In September, the British High Commissioner of the Galilee was murdered, reportedly by the remaining followers of al-Qassam.

Arab terrorism and violent strikes resumed later in 1937. al-Husayni's followers resumed murdering with relish, and there were many massacres of Jews, including 19 in Tiberias (11 children in a nursery burned to death.) In addition, the intra-Arab rivalries between the Husaynis andthe
Nashashibis resumed, and al-Husayni directed a reign of terror from exile against his old enemies as well as against any Arabs who opposed the resumption of the rioting. Many more moderate Arab leaders were cut down.

By the end of the revolt the Arabs were killing more Arabs than Jews, and the British were merciless in their collective punishment of the instigators. Over 5000 Palestinian Arabs were killed in the years 1936-39, mostly by the British. 400 Jews were martyred, many horrifically
. For a short while the terrorists managed to expel all the Jews from Jerusalem.

Arabs who had the means fled Palestine in droves
during the terror, so that more Arabs left Palestine in 1938 than arrived.

Economically, the Arab boycott that accompanied the strike did not hurt the Jews at all.
The revolt resulted in the Jewish economy of Palestine disengaging from the Arab economy. The Arab economy was always more dependent on the Jews than vice versa, but the riots meant that Jews created an entirely independent economy of their own. It was during this time period that the Jews opened up a port in Tel Aviv instead of using the Arab seaport at Jaffa.

There are two yardsticks that can be used to measure the effectiveness of the Arab riots of 1936-39.

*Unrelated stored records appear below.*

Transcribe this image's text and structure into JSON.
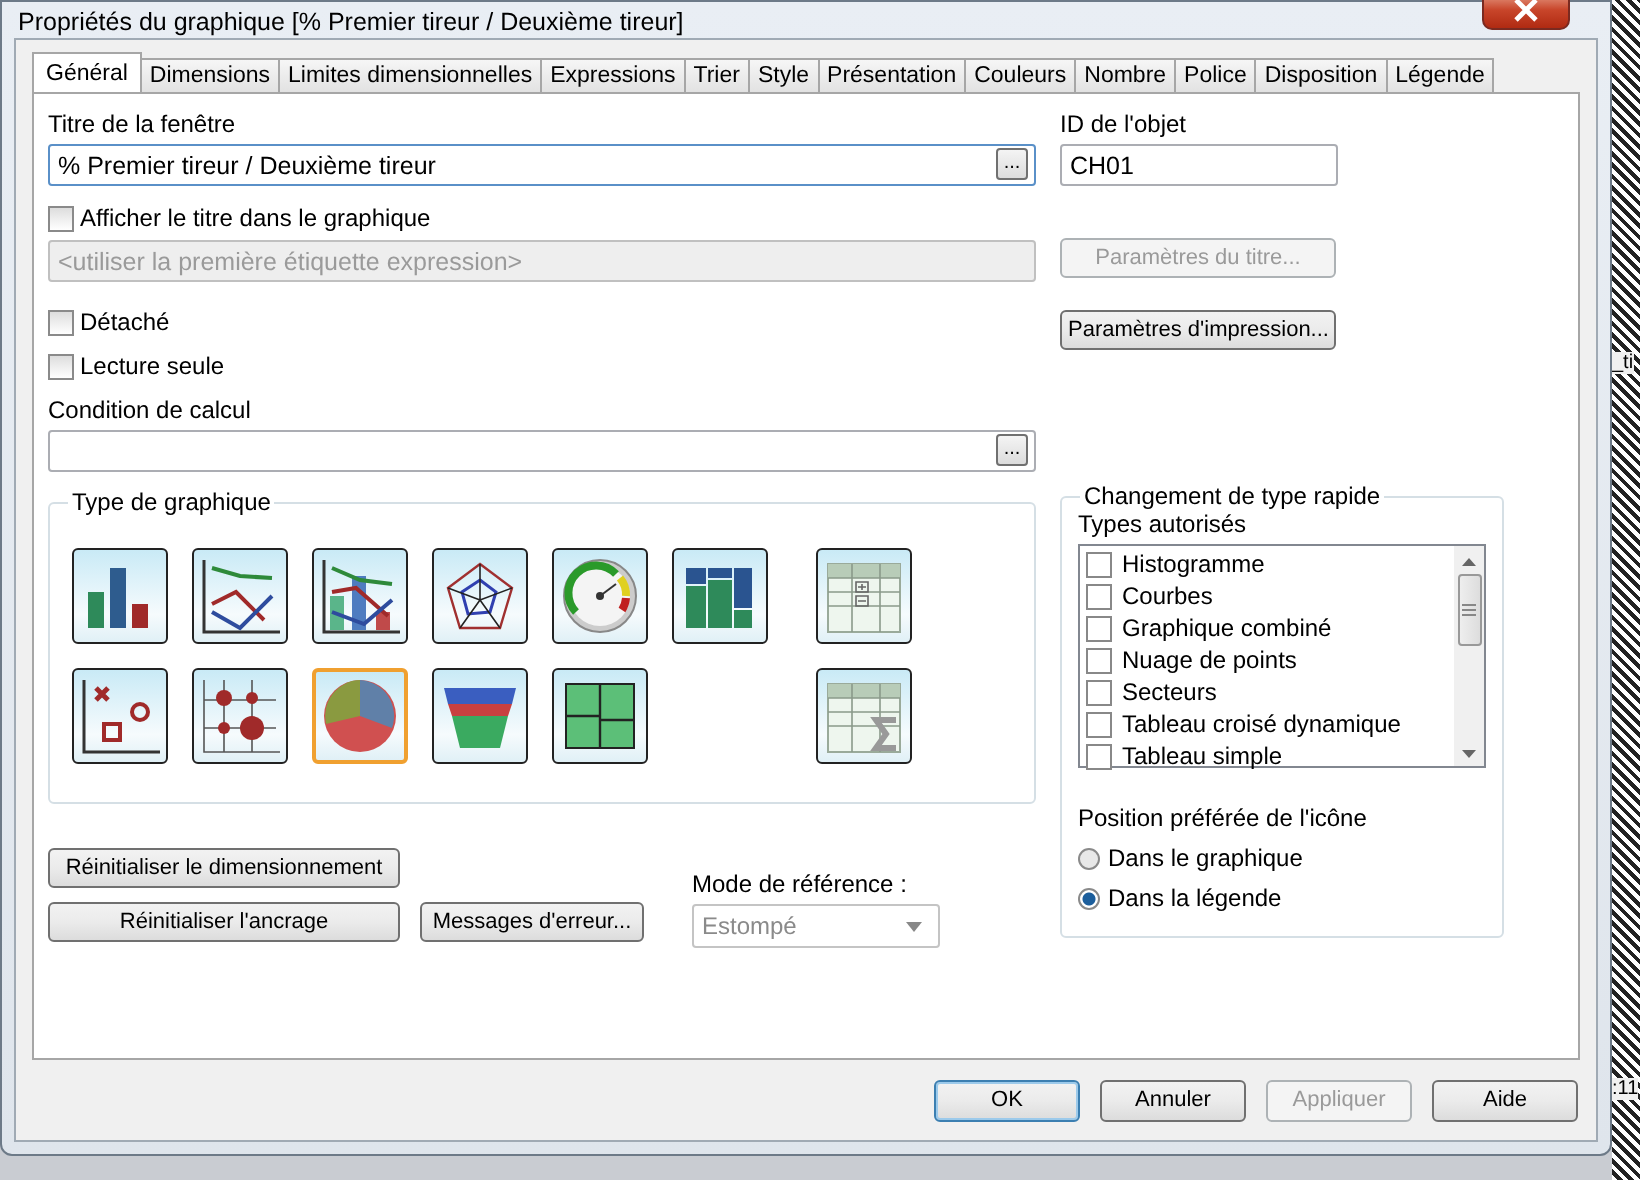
{
  "window": {
    "title": "Propriétés du graphique [% Premier tireur / Deuxième tireur]"
  },
  "tabs": [
    {
      "label": "Général",
      "selected": true
    },
    {
      "label": "Dimensions",
      "selected": false
    },
    {
      "label": "Limites dimensionnelles",
      "selected": false
    },
    {
      "label": "Expressions",
      "selected": false
    },
    {
      "label": "Trier",
      "selected": false
    },
    {
      "label": "Style",
      "selected": false
    },
    {
      "label": "Présentation",
      "selected": false
    },
    {
      "label": "Couleurs",
      "selected": false
    },
    {
      "label": "Nombre",
      "selected": false
    },
    {
      "label": "Police",
      "selected": false
    },
    {
      "label": "Disposition",
      "selected": false
    },
    {
      "label": "Légende",
      "selected": false
    }
  ],
  "window_title_field": {
    "label": "Titre de la fenêtre",
    "value": "% Premier tireur / Deuxième tireur",
    "button": "..."
  },
  "object_id": {
    "label": "ID de l'objet",
    "value": "CH01"
  },
  "show_title": {
    "label": "Afficher le titre dans le graphique",
    "checked": false
  },
  "title_text_field": {
    "placeholder": "<utiliser la première étiquette expression>",
    "disabled": true
  },
  "title_settings_button": {
    "label": "Paramètres du titre...",
    "disabled": true
  },
  "print_settings_button": {
    "label": "Paramètres d'impression...",
    "disabled": false
  },
  "options": [
    {
      "label": "Détaché",
      "checked": false
    },
    {
      "label": "Lecture seule",
      "checked": false
    }
  ],
  "calc_condition": {
    "label": "Condition de calcul",
    "button": "..."
  },
  "chart_type": {
    "title": "Type de graphique",
    "types": [
      {
        "kind": "bar",
        "selected": false
      },
      {
        "kind": "line",
        "selected": false
      },
      {
        "kind": "combo",
        "selected": false
      },
      {
        "kind": "radar",
        "selected": false
      },
      {
        "kind": "gauge",
        "selected": false
      },
      {
        "kind": "mekko",
        "selected": false
      },
      {
        "kind": "pivot",
        "selected": false
      },
      {
        "kind": "scatter",
        "selected": false
      },
      {
        "kind": "grid",
        "selected": false
      },
      {
        "kind": "pie",
        "selected": true
      },
      {
        "kind": "funnel",
        "selected": false
      },
      {
        "kind": "block",
        "selected": false
      },
      {
        "kind": "straight",
        "selected": false
      }
    ]
  },
  "quick_change": {
    "title": "Changement de type rapide",
    "allowed_label": "Types autorisés",
    "allowed": [
      {
        "label": "Histogramme",
        "checked": false
      },
      {
        "label": "Courbes",
        "checked": false
      },
      {
        "label": "Graphique combiné",
        "checked": false
      },
      {
        "label": "Nuage de points",
        "checked": false
      },
      {
        "label": "Secteurs",
        "checked": false
      },
      {
        "label": "Tableau croisé dynamique",
        "checked": false
      },
      {
        "label": "Tableau simple",
        "checked": false
      }
    ],
    "position_label": "Position préférée de l'icône",
    "positions": [
      {
        "label": "Dans le graphique",
        "selected": false
      },
      {
        "label": "Dans la légende",
        "selected": true
      }
    ]
  },
  "reset_buttons": [
    "Réinitialiser le dimensionnement",
    "Réinitialiser l'ancrage"
  ],
  "error_messages_button": "Messages d'erreur...",
  "reference_mode": {
    "label": "Mode de référence :",
    "value": "Estompé",
    "disabled": true
  },
  "footer_buttons": [
    {
      "label": "OK",
      "default": true,
      "disabled": false
    },
    {
      "label": "Annuler",
      "default": false,
      "disabled": false
    },
    {
      "label": "Appliquer",
      "default": false,
      "disabled": true
    },
    {
      "label": "Aide",
      "default": false,
      "disabled": false
    }
  ],
  "background_texts": [
    "_ti",
    ":11"
  ]
}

From the Western perspective, assuming that the Palestinian Arabs were acting out of nationalistic interest, the riots were an unmitigated disaster. They didn't hurt the Jewish economy but they did hurt their own; their moderate leaders fled to neighboring countries and they no longer had even radical unifying leadership. Thousands of Arabs were dead. The British support for Arab nationalism was hurt badly. Their infighting made them look like barbarians to the world at large as well as the rest of the Arab world.

Yet Palestinian Arab histories regard this as "The Great Revolt." Sympathetic Westerners
have romantic notions of this uprising. It is regarded as a source of pride by most Palestinian Arabs today. How can this be?

The answer is that the Western yardstick is not the only measure of success. Remember that there were two major goals of the revolt - to stop legal Jewish land purchases in Palestine and to stop Jewish immigration. In the aftermath of the riots, the British issued their notorious White Paper of 1939 that indeed largely rewarded the Arab terror with those exact wished - severely limiting immigration and the ability of Jews to buy land. Because of the White Paper, hundreds of thousands of European Jews who could have been saved were burned in Hitler's ovens.

The Palestinian Arabs at the time had little real interest in nationalism. They didn't expend effort to build a state, to build an economy, to build a culture. The goals of the "Great Revolt" was simply to stop a Jewish state from being born, not to build an Arab state. The organizers of the riots intended to drive the Jews out of the area. From that perspective, the "Great Revolt" was largely successful - caused the spineless British to cave in to terror and give in to the initial demands of al-Husayni and his henchmen.

The entire Arab-Jewish conflict can be looked at from the prism of Arab nationalism or from the perspective of Arab anti-semitism. Only one of these categories fits in with the known facts.